Google uses an automated algorithm to index the mountain of data on the Internet.  This algorithm uses certain parameters that rank the relevance of content to particular search terms.  Google periodically adjusts these knobs to improve the relevance and to weed out those sites who try to game the system.  Fred pointed to a case where JC Penny recently incorporated some Black Hat SEO tactics to improve their search ranking on Google.  The NY Times recently published an interesting article on the case detailing how JC Penny went about it and how things turned out.  There is an article on SEOmoz that breaks down factors that can push your Google ranking up or down.

4. Google Can’t Do Social Search

With the explosion of social media, the amount of data being accumulated by sites like Facebook and LinkedIn is almost unimaginable.  The sensitive nature of this data means that much of it can’t be publicly exposed like most other data on the Internet.  This leaves a big hole in Google’s content database.  Google’s lack of visibility in the social space is constantly feeding the rumor mill on Google initiatives to establish a larger presence in the social space.

5. The Best CTR is Free

Click through rate (CTR) is the metric used to measure success for an online advertising campaign.  CTRs vary widely based on a number of factors.  For example, paid search results can be hundreds or thousands of times less effective than organic results.  Consumers tend to put more confidence in organic search results which drives this CTR gap.  Many people tend to ignore paid results and focus on the sites that appear at the top of Google’s organic result list.  Fred pointed out that the CTR for Facebook, Adwords and organic results average out to be 0.05%, 2% and 55% respectively.

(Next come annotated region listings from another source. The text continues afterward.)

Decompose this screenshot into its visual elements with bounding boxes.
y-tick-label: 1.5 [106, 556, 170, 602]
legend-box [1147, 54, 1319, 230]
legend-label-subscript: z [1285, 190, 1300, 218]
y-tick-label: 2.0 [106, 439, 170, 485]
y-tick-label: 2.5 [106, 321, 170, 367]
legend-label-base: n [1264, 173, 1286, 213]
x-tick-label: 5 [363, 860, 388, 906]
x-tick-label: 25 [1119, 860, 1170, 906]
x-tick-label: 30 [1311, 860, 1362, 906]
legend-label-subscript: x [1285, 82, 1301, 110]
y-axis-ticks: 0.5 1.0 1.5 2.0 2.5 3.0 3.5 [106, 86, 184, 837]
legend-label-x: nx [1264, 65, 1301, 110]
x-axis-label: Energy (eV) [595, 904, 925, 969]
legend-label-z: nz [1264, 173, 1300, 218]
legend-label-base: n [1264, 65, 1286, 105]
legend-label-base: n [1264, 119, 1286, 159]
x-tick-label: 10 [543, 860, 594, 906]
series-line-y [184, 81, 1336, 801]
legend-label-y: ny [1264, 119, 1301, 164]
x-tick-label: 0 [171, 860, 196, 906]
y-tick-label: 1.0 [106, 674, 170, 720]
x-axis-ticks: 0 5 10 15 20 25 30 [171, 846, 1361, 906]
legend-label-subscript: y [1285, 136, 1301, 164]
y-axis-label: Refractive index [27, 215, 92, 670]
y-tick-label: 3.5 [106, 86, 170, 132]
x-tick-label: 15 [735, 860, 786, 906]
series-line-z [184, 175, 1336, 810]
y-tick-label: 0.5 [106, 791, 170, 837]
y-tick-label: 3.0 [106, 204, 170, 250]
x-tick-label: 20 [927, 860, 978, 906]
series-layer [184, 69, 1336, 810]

6. Google is Keeping Tabs on You

The search giant is quickly becoming entrenched in nearly every aspect of our lives.  The company knows what we search for online (Google Search), the content of our emails (Gmail), what we talk about on the phone (Google Voice), the pictures we take (Picasa), the shows we watch on TV (Google TV), the neighborhood we live in (Google Maps) and much, much more.  This raises questions about how how the personal information they are compiling will be managed.  The implications of these questions are huge and affect nearly every person on the planet.  It is important that the Google demonstrate a commitment to responsible management of personal data and be held accountable when that commitment is broken.